В тот вечер радость стала твоей.
Ничто в тебе не пугало меня. Даже твои шрамы. Ими было испещрено все твое тело. Увидев их при свечах, я содрогнулась. Позднее осмелилась коснуться их выступов пальцами, губами. Я не знала, что этой печальной истории, высеченной на твоем теле, суждено будет навсегда разлучить нас. С самой первой ночи я наталкивалась на этот мрак.
Кусочки твоего сна состояли из кошмаров и дрожи. По твоему лицу текли слезы, ты стенал на незнакомом языке.
Однажды в летний денек, во время сиесты, мы поехали купаться в Халдики. Я смотрела, как ты уплываешь далеко-далеко в море, все тело было скрыто под водой. Твоих ран не было видно под искрившейся синей волной. Я задремала на солнце. Ты разбудил меня, брызнув мне на сгоревший живот прохладными каплями морской воды.
Мы полакомились кулурико, сыром и оливками, купленными на рынке Модиано, выпили вина – ты охладил его, немного подержав в морской воде.
Я спросила, кто причинил тебе столько зла. В Треблинке, шепотом ответил ты. Эсэсовцы, украинцы. Каждый день, четыре года подряд.
Я повторила это название, в котором улавливался грохот. Я никогда его не слышала. Где это?
В Польше, ответил ты с каменным лицом.
А потом долго-долго молчал.
Mi kerido, думаю, ты никогда не был моим. Но в твоих объятиях я чувствовала себя обновленной. С тех пор как я рассталась с семьей, я скрывала Аллегру в самой глубине себя. Ты разбудил ее – а вместе с ней и мою радость жизни. Мир раскрылся передо мной. У него не было границ. И мне казалось, что я смогла бы жить без них.

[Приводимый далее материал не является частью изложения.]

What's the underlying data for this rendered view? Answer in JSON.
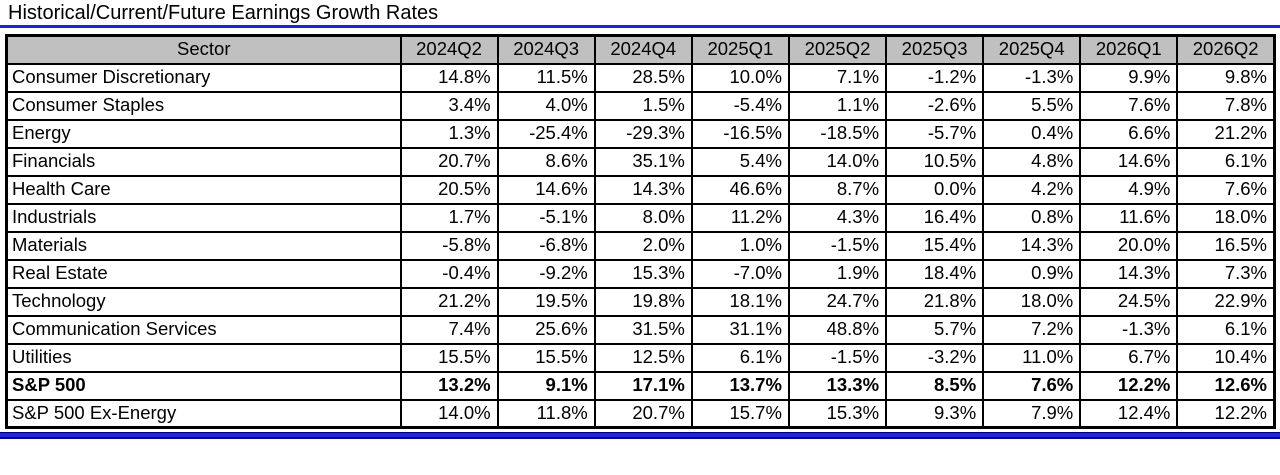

А ты – ты как будто увез войну с собой, и она держала тебя в тюрьме.
И все-таки ты был способен порадоваться празднику, умел дружить. Всего нескольких дней тебе хватило, чтобы и Деметриос, и другие рыбаки приняли тебя за своего. В тот вечер, когда ты сел за стол вместе со всей этой компанией, я смотрела, как ты рассказывал им всякую всячину на смеси джудьо и греческого, смеялся, хмелел вместе с ними. И я спрашивала саму себя – неужели одна я вижу в твоих глазах эту печаль.
Я надеялась, что смогу излечить тебя от нее.
Анастасия вообще перестала разговаривать со мной – только приказывала, что надо сделать в доме или таверне. Любой пустяк выводил ее из себя, и она отправляла меня спать, как ребенка. Стоило ей уйти куда-нибудь, как я тут же вылезала в окно и бежала к тебе. Однажды ночью ее сын увидел, как я возвращаюсь в свою комнату еще до зари. Он обозвал меня шлюхой и злобно процедил: “Ты меня опозоришь”.
После того как мы подали завтрак, Анастасия позвала меня и сказала, что я обесчестила себя, ни один грек не захочет после этого жениться на мне.
Оно и к лучшему, ответила я. Не хочу в мужья грека.
Она взорвалась: “Да он совсем вскружил тебе голову! Этот чужестранец, этот еврей!”
“Да ведь и я, я тоже еврейка! – крикнула я в ответ. – Ты что, забыла?”
Она со всей силы отвесила мне оплеуху. Потом, изумленная, вперилась в меня взглядом. Щека у меня горела. Я разрывалась между яростью и жалостью. Она сказала совсем-совсем тихо: “Ты моя дочь. Я не хочу, чтобы ты доставалась ему”.
Я прошептала, что не уеду.
Выговаривая эти слова, я впервые осознала, что подумываю о том, как бы выбраться отсюда».